Ya o kadar çok ahbabım var ki hepsi birbirinden eğlenceli, hangi birini ansam ötekinin hatırı kalır gibi hissediyorum. Girin bakın kimleri takip ettiğime, listede boş yok gibi bir şey. Bir tek özel olarak herhalde sevgili dostum Hasan Söylemez’i (@hasansoylemez) önerebilirim, özgün bir iş yaptığı için. Bisikletiyle Afrika kıtasını dolaşıp kıtanın hayal haritasını çıkarmak gibi muhteşem bir şey yapıyor, vallahi müthiş imrenerek zaman zaman kıskanarak takip ediyorum kendisini.
İMZA GÜNÜ İSTEMİYORUM
***Twitter dışında bir mecrada kitlelere ulaşmak istesen, nereyi tercih ederdin. Y a da dolandırmayayım soruyu, ben Youtube'a çok yakışacağını düşünüyorum. Var mı bir Youtube projesi falan?
@yokmaalesef :) Bilmiyorum ya, çok benlik bir iş değil görünür olmak gibime geliyor ama hayatta yapmam diye de iddialı olmayalım. Eğer bana uygun bir konsept denk getirir de bir gün ‘ulan yapsak mı?’ diye gaza gelirsek, neden olmasın. Fakat hedefler arasında yer almıyor bu, öyle bir arzum da yok hiç açıkçası.
***Yerel tek soruya geçiyorum, İzmit'te imza günü ne zaman, böyle bir plan var mı?
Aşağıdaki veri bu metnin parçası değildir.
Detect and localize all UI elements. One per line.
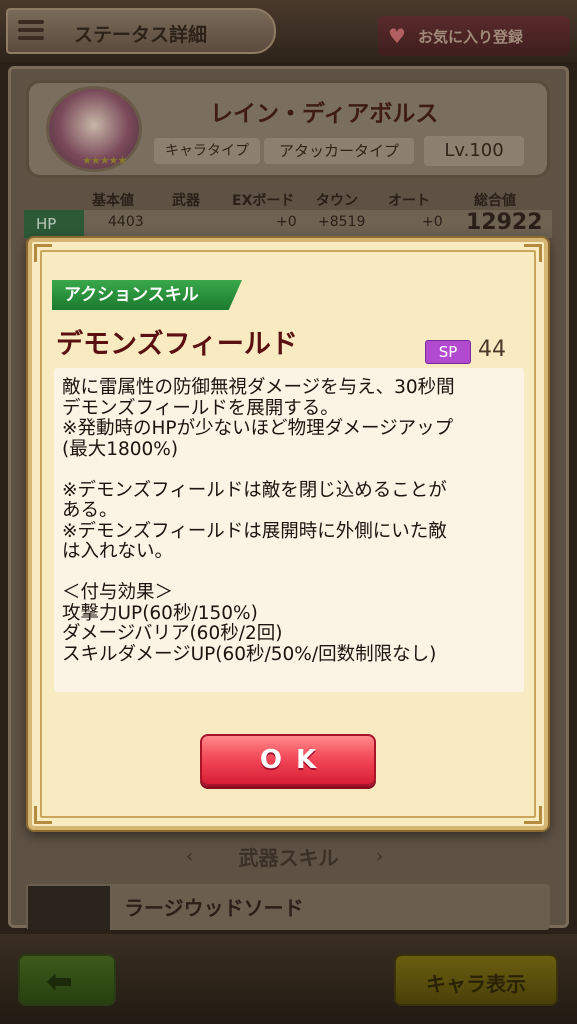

Yayıneviyle bunun kavgasını verip duruyorum sürekli. Ben imza günü falan yapmak istemiyorum, pek benlik mevzular değil bunlar. İzmit’e geliriz belki insanlarla bir araya ama bu öyle oturup bir masanın başında ‘adın neydi?’ falan diye sorup imza atmalı bir etkinlik olmaz bence. Çok daralırım ben bunu bu şekilde yaparsak.
***Neyi özledin?
Zeki Müren’i, Freddie Mercury’i, babaannemi, Alex de Souza’yı, James Gandolfini’yi.
***Neyden nefret ediyorsun?
Sevmediklerimden.
***Hemen ne olsun isterdin?
Heyecandan bayılacak gibi oldum. O kadar çok şey istiyorum ki hemen. Bira olsun devamını düşüneyim o arada.
***Survivor mu, o ses Türkiye mi?
İner misin çıkar mısın?
***Müslüm Gürses mi, Orhan Gencebay mı?
Müs’ten sonrasını okumadım.
***Peki, Yıldız Tilbe mi Sezen Aksu mu?
Ahlarım beddua değil, anlaşılabilmek için.